If the distribution of the annual family income in New York City is normally distributed with a mean of $77,100 and standard deviation of $15,000, then determine the following
a) The proportion of families with incomes less than $55,000
b) The percent of families with incomes between $65,000 and $95,000.
c) The probability that a family selected at random living in New York City will have an annual family income greater than $125,000.
d) If there are an estimated 3 million families living in New York City, then how many families would be expected to have family incomes greater than $100,000?
e) The family income that represents the 8th decile
f) The family income that represents the 1st quartile
g) The family income that represents the 65th percentile.
h) The family income that cuts off the lowest 20,000 incomes/
i) The family income that cuts off the highest 100,000 incomes
j) If the upper middle incomes are defined as those families earning in the upper 20% of all family income.
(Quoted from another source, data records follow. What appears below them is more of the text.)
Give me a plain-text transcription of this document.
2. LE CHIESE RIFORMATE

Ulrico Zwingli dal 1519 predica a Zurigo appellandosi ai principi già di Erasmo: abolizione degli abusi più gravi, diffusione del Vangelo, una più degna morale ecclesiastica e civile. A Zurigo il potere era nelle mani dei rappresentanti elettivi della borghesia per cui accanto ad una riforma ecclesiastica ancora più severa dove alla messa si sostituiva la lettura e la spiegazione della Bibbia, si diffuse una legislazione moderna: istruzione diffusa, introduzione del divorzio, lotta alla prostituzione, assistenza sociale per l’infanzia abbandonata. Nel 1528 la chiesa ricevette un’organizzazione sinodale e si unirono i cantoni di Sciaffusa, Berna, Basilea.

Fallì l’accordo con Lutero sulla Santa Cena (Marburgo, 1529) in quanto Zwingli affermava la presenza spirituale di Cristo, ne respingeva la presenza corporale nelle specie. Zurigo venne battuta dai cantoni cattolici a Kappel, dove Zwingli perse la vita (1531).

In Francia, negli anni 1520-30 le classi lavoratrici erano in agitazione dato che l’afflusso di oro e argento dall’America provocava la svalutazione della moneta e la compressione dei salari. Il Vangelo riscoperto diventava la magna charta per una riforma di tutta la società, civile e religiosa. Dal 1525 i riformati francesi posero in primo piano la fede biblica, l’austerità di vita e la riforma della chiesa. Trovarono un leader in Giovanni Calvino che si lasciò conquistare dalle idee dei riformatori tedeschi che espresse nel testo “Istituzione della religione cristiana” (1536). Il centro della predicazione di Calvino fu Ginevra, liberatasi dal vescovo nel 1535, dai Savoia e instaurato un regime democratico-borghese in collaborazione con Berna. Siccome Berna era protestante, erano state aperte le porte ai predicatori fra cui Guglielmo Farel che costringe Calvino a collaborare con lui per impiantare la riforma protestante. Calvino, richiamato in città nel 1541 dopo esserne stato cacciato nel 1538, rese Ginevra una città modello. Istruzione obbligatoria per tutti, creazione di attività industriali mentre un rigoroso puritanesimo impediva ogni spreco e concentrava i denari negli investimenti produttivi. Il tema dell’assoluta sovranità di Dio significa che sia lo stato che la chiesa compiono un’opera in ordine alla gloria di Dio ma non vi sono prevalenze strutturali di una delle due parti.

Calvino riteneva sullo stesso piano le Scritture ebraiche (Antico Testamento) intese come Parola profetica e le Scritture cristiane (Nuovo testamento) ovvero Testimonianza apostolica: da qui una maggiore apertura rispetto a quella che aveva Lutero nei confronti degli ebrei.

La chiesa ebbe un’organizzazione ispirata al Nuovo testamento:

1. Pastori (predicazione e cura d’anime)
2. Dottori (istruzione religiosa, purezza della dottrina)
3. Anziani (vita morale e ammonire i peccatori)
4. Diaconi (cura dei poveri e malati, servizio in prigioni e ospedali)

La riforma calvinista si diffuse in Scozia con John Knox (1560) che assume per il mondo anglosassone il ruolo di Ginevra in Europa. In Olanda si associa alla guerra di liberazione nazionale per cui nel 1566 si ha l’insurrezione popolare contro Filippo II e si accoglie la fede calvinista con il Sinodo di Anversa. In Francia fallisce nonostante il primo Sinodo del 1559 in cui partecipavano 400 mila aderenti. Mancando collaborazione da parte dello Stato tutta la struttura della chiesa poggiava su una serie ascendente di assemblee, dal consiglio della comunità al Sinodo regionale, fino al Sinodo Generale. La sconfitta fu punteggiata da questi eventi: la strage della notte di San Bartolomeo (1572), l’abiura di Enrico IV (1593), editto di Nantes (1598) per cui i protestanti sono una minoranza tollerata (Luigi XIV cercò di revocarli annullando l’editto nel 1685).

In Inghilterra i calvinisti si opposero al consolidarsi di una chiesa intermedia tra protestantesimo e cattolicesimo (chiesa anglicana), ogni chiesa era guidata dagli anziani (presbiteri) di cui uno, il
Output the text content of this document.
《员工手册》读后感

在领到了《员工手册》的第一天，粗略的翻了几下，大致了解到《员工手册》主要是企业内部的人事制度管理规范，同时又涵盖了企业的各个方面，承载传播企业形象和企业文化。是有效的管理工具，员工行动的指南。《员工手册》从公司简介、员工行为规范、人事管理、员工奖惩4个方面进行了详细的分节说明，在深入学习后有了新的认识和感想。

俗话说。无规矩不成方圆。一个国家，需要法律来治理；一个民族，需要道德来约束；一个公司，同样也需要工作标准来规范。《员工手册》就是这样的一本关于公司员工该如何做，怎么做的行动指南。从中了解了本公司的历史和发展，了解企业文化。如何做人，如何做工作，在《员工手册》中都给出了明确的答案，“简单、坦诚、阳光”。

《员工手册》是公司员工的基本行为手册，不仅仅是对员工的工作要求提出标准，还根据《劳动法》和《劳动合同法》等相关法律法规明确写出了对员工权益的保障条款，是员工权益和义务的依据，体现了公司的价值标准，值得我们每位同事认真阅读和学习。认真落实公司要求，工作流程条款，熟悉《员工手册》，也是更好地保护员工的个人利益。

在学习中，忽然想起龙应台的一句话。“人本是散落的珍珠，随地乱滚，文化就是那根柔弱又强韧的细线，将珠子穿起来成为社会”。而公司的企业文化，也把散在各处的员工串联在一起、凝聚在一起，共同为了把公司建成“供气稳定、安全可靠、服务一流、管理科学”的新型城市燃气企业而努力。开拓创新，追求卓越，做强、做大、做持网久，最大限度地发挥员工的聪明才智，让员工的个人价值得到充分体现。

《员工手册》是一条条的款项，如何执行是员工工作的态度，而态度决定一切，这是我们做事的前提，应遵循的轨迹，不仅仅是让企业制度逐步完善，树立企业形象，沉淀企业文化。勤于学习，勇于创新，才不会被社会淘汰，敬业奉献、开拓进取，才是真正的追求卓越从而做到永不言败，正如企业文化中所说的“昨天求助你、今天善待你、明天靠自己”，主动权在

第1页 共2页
Find the minimum family income in New York City that is considered upper middle class.
Recently, it was reported that a baby born in 2014 is expected to live to a mean age of 79 years. If the standard deviation for this population is 10 year, use the Central Limit Theorem to answer questions about sampling distribution of the mean formed by taking from the population of babies born is 2014, all possible random samples of size 100.
A) Find μx̄
B) Determine σx̅
C) Can this sampling distribution of the mean be approximated by a normal distribution
D) IF the population of life expectancies for those born in 2014 is approximately normal, what is the probability that a baby born in 2014 will live to: Atleast 78? At leave age 82?
E) If a random sample of 100 babies born in 2014 were selected, what is the probability that these babies will live to at least a mean age of 78? To at least a mean age of 82?
F) why are the answers to parts (d) and (e) different?